Transforming Audio into Feature Vectors

Posted on Thu 15 March 2018 in Blog

Continuing on with the ChiPy mentorship Python project, I've been trying to create a filter that will remove ads from podcasts. My first attack plan was to do speaker identification on the NPR ad reader, as any time his voice is present, it's a sponsorship spot. Step one was to generate two piles of classified data: 1) the ads, and 2) the podcasts sans ads. An hour or so with Audacity made short work of that, which, as far as data science goes, is pretty quick to collect a healthy amount of data.

The next part of the data science pipeline is the fun part: cleaning. I'm maybe loosely using the term here as I need to at a minimum transform the time-domain signal into frequency space. Humans rarely notice phase in their audio signals, and mixers, sampling and encoding schemes can upset it. How do we apply the Fourier transform though? Following along with a couple papers including Reynolds and Rose, we first break the original time signal into a series of "frames", each lasting about 20-40 milliseconds. The line of thinking is that in that period of time, there will be minimal change in the frequency content of the signal. Mouths don't move that fast.

Backing up slightly, we also apply a pre-emphasis filter to the signal which has the effect of boosting high frequencies. Lower frequencies tend to have more power, trailing off with the harmonics. This could be done either before or after the Fourier transform, but a simple two-term infinite-impulse response (feedback) filter also serves.

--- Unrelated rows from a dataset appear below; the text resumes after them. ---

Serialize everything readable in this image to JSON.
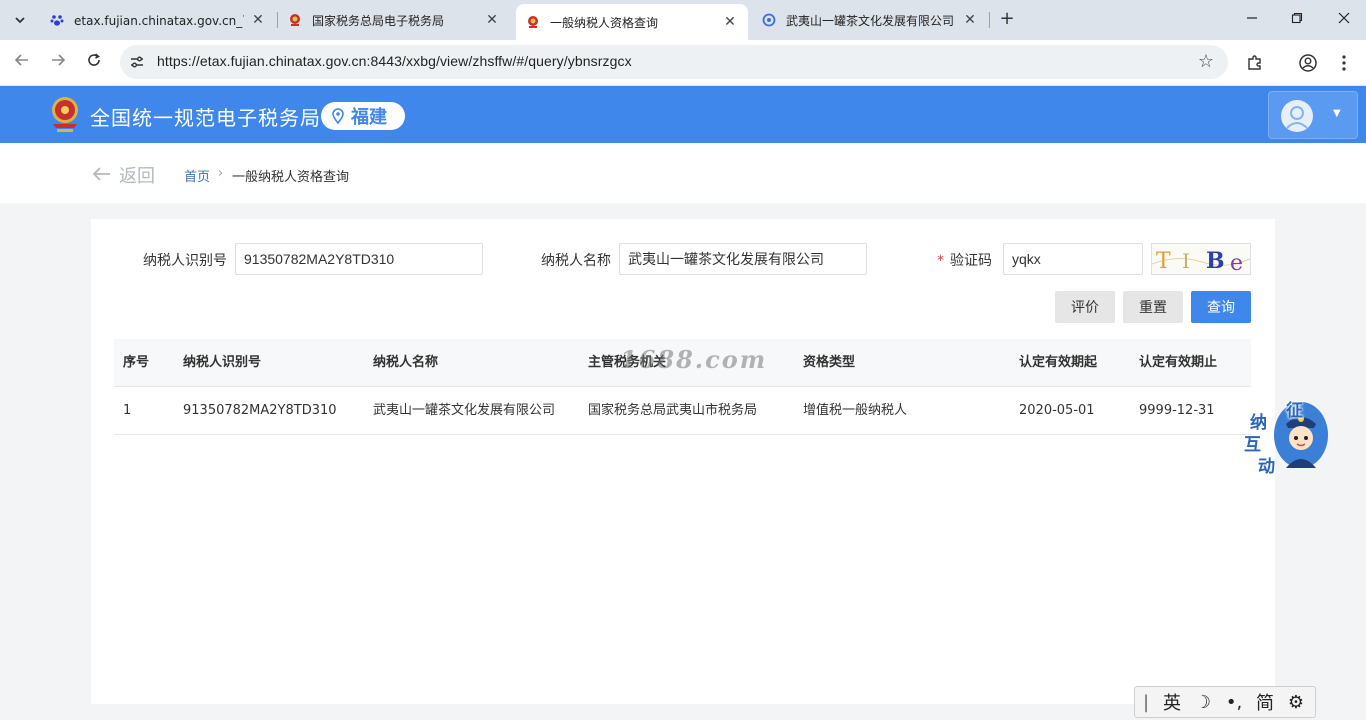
{
  "browser": {
    "tabs": [
      {
        "title": "etax.fujian.chinatax.gov.cn_百",
        "active": false,
        "favicon": "baidu-paw-icon"
      },
      {
        "title": "国家税务总局电子税务局",
        "active": false,
        "favicon": "tax-emblem-icon"
      },
      {
        "title": "一般纳税人资格查询",
        "active": true,
        "favicon": "tax-emblem-icon"
      },
      {
        "title": "武夷山一罐茶文化发展有限公司",
        "active": false,
        "favicon": "web-globe-icon"
      }
    ],
    "new_tab": "+",
    "url": "https://etax.fujian.chinatax.gov.cn:8443/xxbg/view/zhsffw/#/query/ybnsrzgcx"
  },
  "header": {
    "site_title": "全国统一规范电子税务局",
    "region": "福建"
  },
  "breadcrumb": {
    "back_label": "返回",
    "home": "首页",
    "separator": "›",
    "current": "一般纳税人资格查询"
  },
  "form": {
    "taxpayer_id_label": "纳税人识别号",
    "taxpayer_id_value": "91350782MA2Y8TD310",
    "taxpayer_name_label": "纳税人名称",
    "taxpayer_name_value": "武夷山一罐茶文化发展有限公司",
    "captcha_label": "验证码",
    "captcha_required_mark": "*",
    "captcha_value": "yqkx",
    "captcha_image_text": [
      "T",
      "I",
      "B",
      "e"
    ]
  },
  "buttons": {
    "evaluate": "评价",
    "reset": "重置",
    "query": "查询"
  },
  "table": {
    "columns": [
      "序号",
      "纳税人识别号",
      "纳税人名称",
      "主管税务机关",
      "资格类型",
      "认定有效期起",
      "认定有效期止"
    ],
    "rows": [
      [
        "1",
        "91350782MA2Y8TD310",
        "武夷山一罐茶文化发展有限公司",
        "国家税务总局武夷山市税务局",
        "增值税一般纳税人",
        "2020-05-01",
        "9999-12-31"
      ]
    ]
  },
  "watermark": "1688.com",
  "assistant": {
    "chars": [
      "征",
      "纳",
      "互",
      "动"
    ]
  },
  "ime": {
    "cursor": "|",
    "lang": "英",
    "mode": "☽",
    "punct": "•,",
    "script": "简",
    "settings": "⚙"
  },
  "colors": {
    "brand_blue": "#3f87ea",
    "link_blue": "#3f6fb8",
    "required_red": "#e0443e"
  }
}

Stacking up the result of some Fourier transforms for each frame results in an abstract-looking figure below. From it we can glean some insight: there is a strong frequency component around 600-800 Hz with a couple harmonic peaks above it. Frequencies above a couple thousand hertz likely come from harsh consonant sounds like S's or abrupt plosives like P's.

fig1

In order to transform the entire frame's worth of frequencies into a smaller feature vector, the power of the signal across a group of frequencies are added. The frequency groups are determined by windows that are perceptually uniform, and are more formally known as a Mel-frequency filterbank.

fig2

Combining those 30 filters with the original audio signal results in a compressed spectrogram with hopefully more useful information at each point in time.

fig3

For the next steps, I'll try to throw my 30-dimensional vectors at some machine learning models and see if the transforms and amount of data are sufficient to identify a person. My hope is that because the audio is remarkably clean and I can use fairly conservative heuristics once I tag unknown data, I'm at least close.